Le Contemporain soutient le roman humaniste et sensible de Maxim Schenkel

Un roman pour réenchanter la paix : Maxime Schenkel ou l’espoir en héritage

■ Maxime Schenkel.
 

Par Yves-Alexandre Julien – Journaliste Culture.

Un jour, nous vivrons ensemble, le premier roman de Maxime Schenkel, publié par les éditions Une autre voix, surprend, émeut et interroge. Par son titre d’abord, promesse d’un avenir pacifié dans une région fracturée par des décennies de conflits. Par son auteur ensuite, trentenaire autodidacte, ancien footballeur devenu écrivain par idéal. Par sa matière enfin, brûlante entre toutes : l’histoire d’une famille palestinienne sur trois générations, confrontée à l’exil, à la guerre et à la persistance de l’espoir. Ce récit romanesque, à la fois pudique et engagé, évite les pièges de la simplification idéologique pour offrir une fresque sensible, inspirée d’une vérité historique souvent occultée.

 

Le sens du projet de Schenkel : restituer une humanité à ceux qu’on déshumanise, relier l’histoire et l’avenir, et croire — encore — qu’il n’est pas trop tard pour vivre ensemble.

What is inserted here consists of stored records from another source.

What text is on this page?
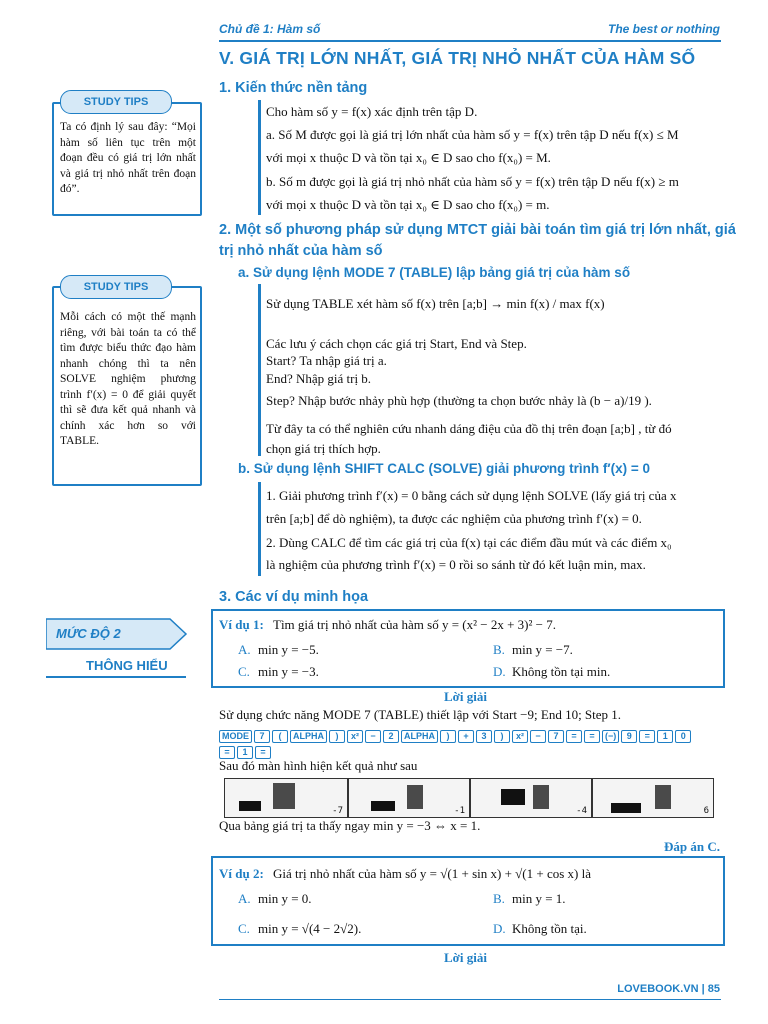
Chủ đề 1: Hàm số	The best or nothing
V. GIÁ TRỊ LỚN NHẤT, GIÁ TRỊ NHỎ NHẤT CỦA HÀM SỐ
1. Kiến thức nền tảng
Cho hàm số y = f(x) xác định trên tập D.
a. Số M được gọi là giá trị lớn nhất của hàm số y = f(x) trên tập D nếu f(x) ≤ M
với mọi x thuộc D và tồn tại x₀ ∈ D sao cho f(x₀) = M.
b. Số m được gọi là giá trị nhỏ nhất của hàm số y = f(x) trên tập D nếu f(x) ≥ m
với mọi x thuộc D và tồn tại x₀ ∈ D sao cho f(x₀) = m.
STUDY TIPS
Ta có định lý sau đây: “Mọi hàm số liên tục trên một đoạn đều có giá trị lớn nhất và giá trị nhỏ nhất trên đoạn đó”.
2. Một số phương pháp sử dụng MTCT giải bài toán tìm giá trị lớn nhất, giá
trị nhỏ nhất của hàm số
a. Sử dụng lệnh MODE 7 (TABLE) lập bảng giá trị của hàm số
Sử dụng TABLE xét hàm số f(x) trên [a;b] → min f(x) / max f(x)
Các lưu ý cách chọn các giá trị Start, End và Step.
Start? Ta nhập giá trị a.
End? Nhập giá trị b.
Step? Nhập bước nhảy phù hợp (thường ta chọn bước nhảy là (b − a)/19 ).
Từ đây ta có thể nghiên cứu nhanh dáng điệu của đồ thị trên đoạn [a;b] , từ đó
chọn giá trị thích hợp.
b. Sử dụng lệnh SHIFT CALC (SOLVE) giải phương trình f′(x) = 0
1. Giải phương trình f′(x) = 0 bằng cách sử dụng lệnh SOLVE (lấy giá trị của x
trên [a;b] để dò nghiệm), ta được các nghiệm của phương trình f′(x) = 0.
2. Dùng CALC để tìm các giá trị của f(x) tại các điểm đầu mút và các điểm x₀
là nghiệm của phương trình f′(x) = 0 rồi so sánh từ đó kết luận min, max.
STUDY TIPS
Mỗi cách có một thế mạnh riêng, với bài toán ta có thể tìm được biểu thức đạo hàm nhanh chóng thì ta nên SOLVE nghiệm phương trình f′(x) = 0 để giải quyết thì sẽ đưa kết quả nhanh và chính xác hơn so với TABLE.
3. Các ví dụ minh họa
MỨC ĐỘ 2
THÔNG HIỂU
Ví dụ 1: Tìm giá trị nhỏ nhất của hàm số y = (x² − 2x + 3)² − 7.
A. min y = −5.	B. min y = −7.
C. min y = −3.	D. Không tồn tại min.
Lời giải
Sử dụng chức năng MODE 7 (TABLE) thiết lập với Start −9; End 10; Step 1.
MODE 7 ( ALPHA ) x² − 2 ALPHA ) + 3 ) x² − 7 = = (−) 9 = 1 0
= 1 =
Sau đó màn hình hiện kết quả như sau
-7	-1	-4	6
Qua bảng giá trị ta thấy ngay min y = −3 ⇔ x = 1.
Đáp án C.
Ví dụ 2: Giá trị nhỏ nhất của hàm số y = √(1 + sin x) + √(1 + cos x) là
A. min y = 0.	B. min y = 1.
C. min y = √(4 − 2√2).	D. Không tồn tại.
Lời giải
LOVEBOOK.VN | 85
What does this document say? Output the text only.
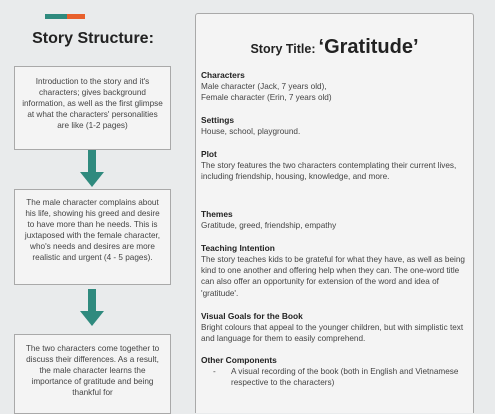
Story Structure:
Introduction to the story and it's characters; gives background information, as well as the first glimpse at what the characters' personalities are like (1-2 pages)
The male character complains about his life, showing his greed and desire to have more than he needs. This is juxtaposed with the female character, who's needs and desires are more realistic and urgent (4 - 5 pages).
The two characters come together to discuss their differences. As a result, the male character learns the importance of gratitude and being thankful for
Story Title: ‘Gratitude’
Characters

Male character (Jack, 7 years old),

Female character (Erin, 7 years old)

Settings

House, school, playground.

Plot

The story features the two characters contemplating their current lives, including friendship, housing, knowledge, and more.

Themes

Gratitude, greed, friendship, empathy

Teaching Intention

The story teaches kids to be grateful for what they have, as well as being kind to one another and offering help when they can. The one-word title can also offer an opportunity for extension of the word and idea of 'gratitude'.

Visual Goals for the Book

Bright colours that appeal to the younger children, but with simplistic text and language for them to easily comprehend.

Other Components
-	A visual recording of the book (both in English and Vietnamese respective to the characters)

Trois générations palestiniennes à la lumière de l’Histoire et du fracas de l’actualité

Il faut du courage, aujourd’hui, pour écrire un roman sur la Palestine. Non un pamphlet, non un tract, mais un roman au sens le plus fort du terme : un récit d’hommes et de femmes, d’amour et d’exil, de chair et de mémoire. C’est ce que parvient à faire Maxime Schenkel, jeune auteur de 32 ans passé par les terrains de football avant ceux de la littérature, dans Un jour nous vivrons ensemble, premier roman publié chez Une autre Voix, maison résolument hors des sentiers battus. En trois générations — Hassan, Amine, Ali — l’auteur retrace, à hauteur d’homme, le long désastre d’un peuple jeté hors de l’Histoire, et pourtant toujours debout, comme ce jeune garçon renversé mais triomphant sur la couverture.

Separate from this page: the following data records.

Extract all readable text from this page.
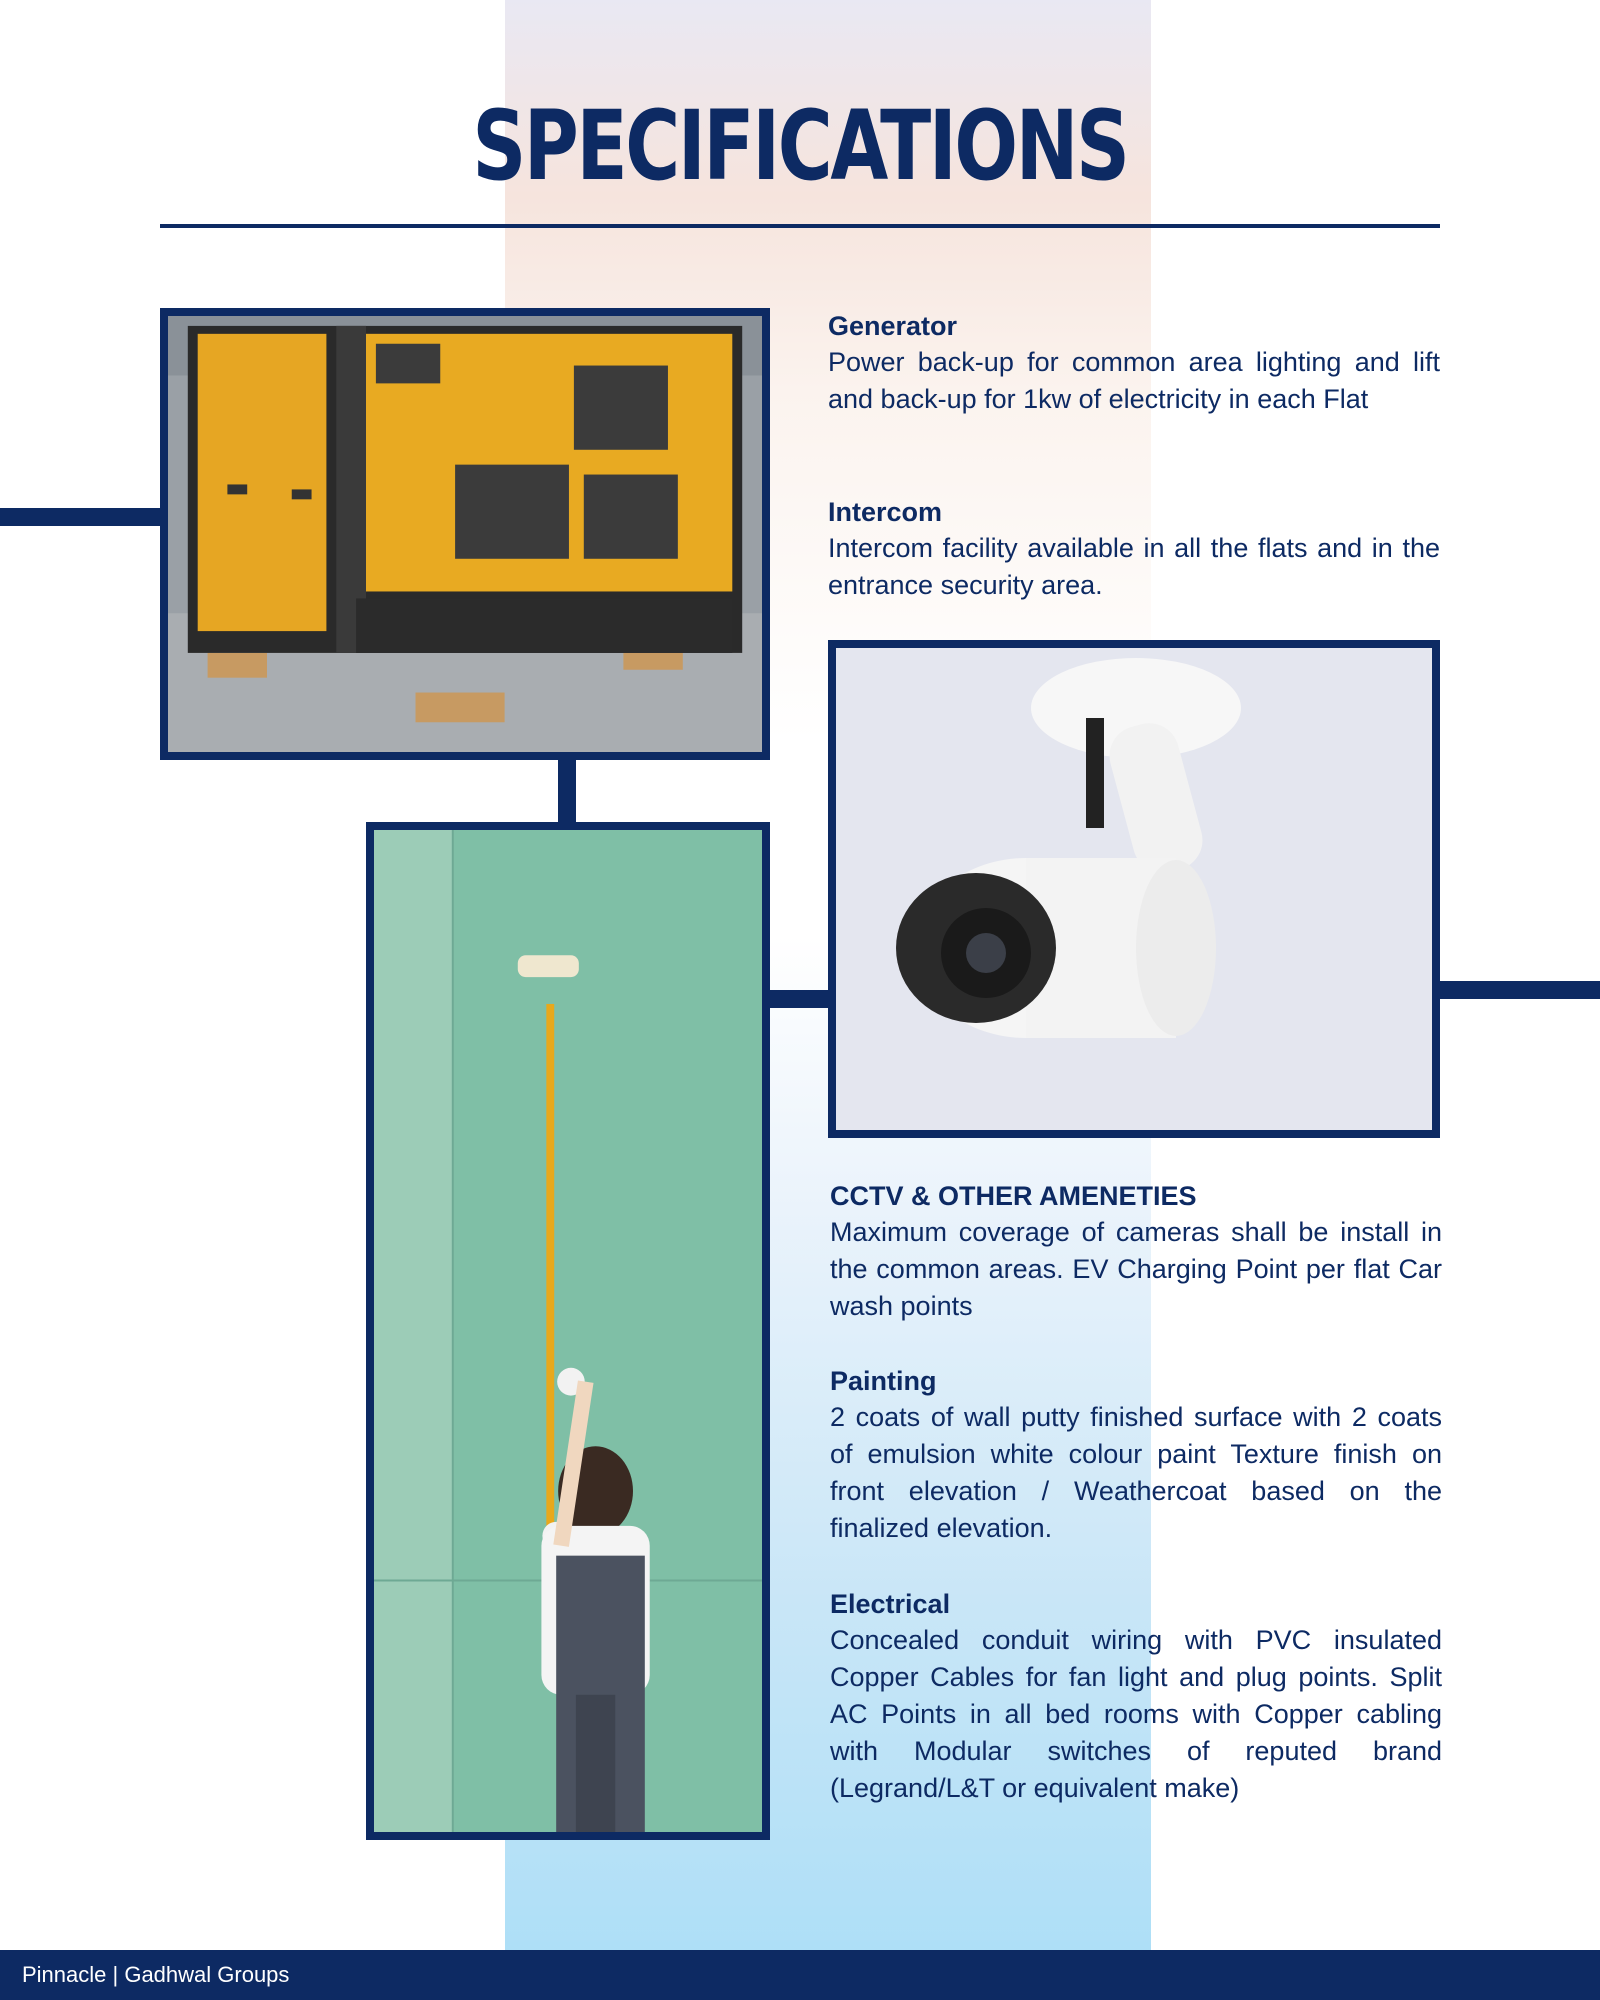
SPECIFICATIONS
Generator

Power back-up for common area lighting and lift and back-up for 1kw of electricity in each Flat

Intercom

Intercom facility available in all the flats and in the entrance security area.

CCTV & OTHER AMENETIES

Maximum coverage of cameras shall be install in the common areas. EV Charging Point per flat Car wash points

Painting

2 coats of wall putty finished surface with 2 coats of emulsion white colour paint Texture finish on front elevation / Weathercoat based on the finalized elevation.

Electrical

Concealed conduit wiring with PVC insulated Copper Cables for fan light and plug points. Split AC Points in all bed rooms with Copper cabling with Modular switches of reputed brand (Legrand/L&T or equivalent make)

Pinnacle | Gadhwal Groups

De Tantura à Gaza, la tragédie continue

À l’origine, il y a un village : Tantura village côtier au sud de Haïfa, sur la côte méditerranéenne, où les jours paisibles de la Palestine mandataire sont balayés par la Nakba. Nous sommes le 23 mai 1948, lendemain de noces entre Hassan jeune Palestinien de 21 ans et Fatima qu’il épouse à la veille d’une tragédie : l’irruption de la Haganah, milice juive devenue l’embryon de Tsahal, qui massacre les villageois dans une opération de “nettoyage” restée taboue pendant des décennies. La mer est calme, les visages sont radieux, mais déjà, au large, gronde la Haganah, future armée israélienne nourrie aux idéaux du sabre et du droit divin. Le massacre est un fait historique longtemps nié, aujourd’hui partiellement reconnu. Hassan, épargné par miracle, fuit avec sa jeune épouse vers la France, terre d’exil qui devient terre d’accueil. Il y ouvre une épicerie en Normandie. Mais son cœur reste là-bas, entre les citronniers de Tantura et les plages de son enfance…

Maxime Schenkel exhume ici un épisode longtemps refoulé, documenté par l’historien Teddy Katz et reconnu depuis par certains témoins israéliens. Cette mémoire de sang hante le roman et lui donne sa profondeur tragique. “La vérité ne change pas selon nos capacités à l’accepter”, écrivait Aldous Huxley : c’est précisément ce que rappelle Schenkel, en convoquant la douleur fondatrice de la Nakba.

Des exils et des silences.

Réfugiés en France grâce à l’aide d’un ami français, Hassan et Fatima s’installent en Normandie. Ils y reconstruisent leur vie, sans jamais oublier leur terre perdue. La mort de Fatima précipitera la révélation du passé à leur fils Amine, élevé comme un petit Français. C’est lui qui, adulte, retourne “au pays” pour comprendre, pour revendiquer une appartenance, pour aimer aussi — Lina, Palestinienne de Naplouse, avec qui il aura un enfant, Ali. Le silence des pères, les non-dits familiaux, la transmission brisée : tels sont les fils souterrains du récit. Comme le note l’écrivain Édouard Glissant, “l’identité n’est pas une essence, c’est une relation”. Schenkel le montre avec subtilité, dans les heurts et les liens tissés entre générations et territoires.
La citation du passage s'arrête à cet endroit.